Art in Peru: a look at its identity through its creators
Peru reveals itself through the gaze of those who have translated it into form, color, and symbol. To travel through it is, in essence, to move across a work in constant construction.
This reading begins with
José Sabogal, who in the 1920s understood that identity should not be sought outward, but within the depth of one’s own roots. In his brushstrokes, the Andean face ceased to be invisible and became central. From that moment on, Peruvian art changed its direction.

That same search, years later, took on another form in
Víctor Humareda. From a room in the old Hotel Lima, his painting absorbed the city: the streets, the night, the melancholy. He did not document—he transformed. And in doing so, Lima gained a more intimate, more human dimension.

The journey then moves into a more abstract plane with
Fernando de Szyszlo, who succeeded in translating pre-Columbian thought into a contemporary language. In works such as Apu Inca Atawallpaman, the past is not represented—it is manifested. This same atmosphere extends into the universe of
Tilsa Tsuchiya, where the mythical and the dreamlike coexist without boundaries.

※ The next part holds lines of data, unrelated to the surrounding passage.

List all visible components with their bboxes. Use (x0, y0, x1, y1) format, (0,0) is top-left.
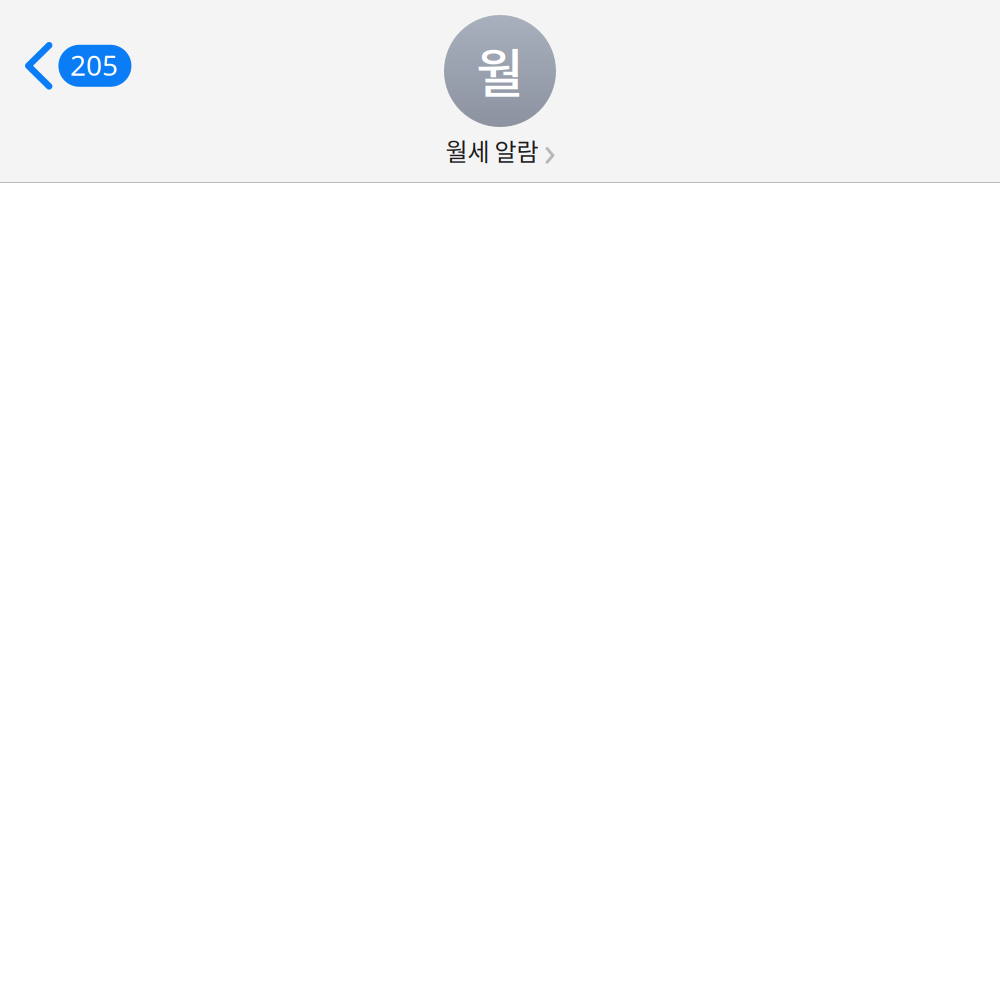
staticText: 205 (70, 46, 118, 83)
staticText: 월세 알람 (446, 133, 539, 168)
staticText: 월 (476, 32, 524, 108)
button[interactable]: Back (0, 0, 131, 90)
button[interactable]: 월 (444, 0, 556, 172)
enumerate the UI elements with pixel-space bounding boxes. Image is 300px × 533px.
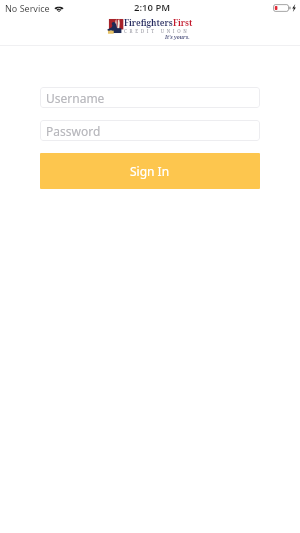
staticText: No Service xyxy=(5,2,50,14)
staticText: Sign In xyxy=(130,163,170,179)
staticText: Firefighters xyxy=(124,17,173,28)
staticText: 2:10 PM xyxy=(134,1,171,14)
button[interactable]: Password xyxy=(40,120,260,141)
staticText: Username xyxy=(46,90,105,106)
button[interactable]: Username xyxy=(40,87,260,108)
staticText: Password xyxy=(46,123,101,139)
staticText: CREDIT UNION xyxy=(124,28,190,34)
staticText: First xyxy=(173,17,193,28)
staticText: It's yours. xyxy=(165,34,190,41)
button[interactable]: Sign In xyxy=(40,153,260,189)
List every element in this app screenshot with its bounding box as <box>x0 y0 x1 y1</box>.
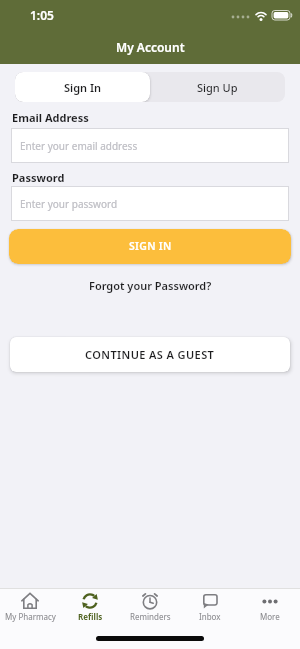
staticText: Reminders <box>130 611 171 622</box>
staticText: Enter your password <box>20 197 118 211</box>
staticText: Email Address <box>12 110 89 125</box>
staticText: More <box>260 611 280 622</box>
staticText: Sign Up <box>197 80 238 95</box>
staticText: 1:05 <box>30 7 54 23</box>
button[interactable]: CONTINUE AS A GUEST <box>10 337 290 372</box>
staticText: SIGN IN <box>129 239 172 253</box>
button[interactable]: SIGN IN <box>9 229 291 264</box>
button[interactable]: Refills <box>60 591 120 622</box>
staticText: My Account <box>116 39 185 55</box>
staticText: CONTINUE AS A GUEST <box>85 347 215 362</box>
staticText: Forgot your Password? <box>89 278 212 293</box>
button[interactable]: Sign In <box>15 72 150 102</box>
staticText: My Pharmacy <box>5 611 56 622</box>
button[interactable]: Reminders <box>120 591 180 622</box>
staticText: Inbox <box>199 611 221 622</box>
button[interactable]: Inbox <box>180 591 240 622</box>
button[interactable]: Forgot your Password? <box>0 278 300 293</box>
staticText: Enter your email address <box>20 139 138 153</box>
button[interactable]: My Pharmacy <box>0 591 60 622</box>
button[interactable]: Sign Up <box>150 72 285 102</box>
button[interactable]: More <box>240 591 300 622</box>
staticText: Password <box>12 170 65 185</box>
staticText: Sign In <box>64 80 102 95</box>
staticText: Refills <box>78 611 103 622</box>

But art in Peru is also matter and tension. In the work of
Víctor Delfín, volume dialogues with the landscape, while
José Tola and
José Luis
Carranza
explore the human condition with an intensity that does not seek answers, but confrontation.
Today, this narrative continues through new languages and spaces. On the walls of Lima, artists like
Jade Rivera reinterpret Andean imagery through urban art, reclaiming symbols, characters, and memories that remain part of contemporary identity.
Thus, Peruvian art is not understood as a succession of styles, but as an ongoing conversation between past and present—a living narrative that continues to evolve and allows the traveler to discover the country through one of its deepest expressions.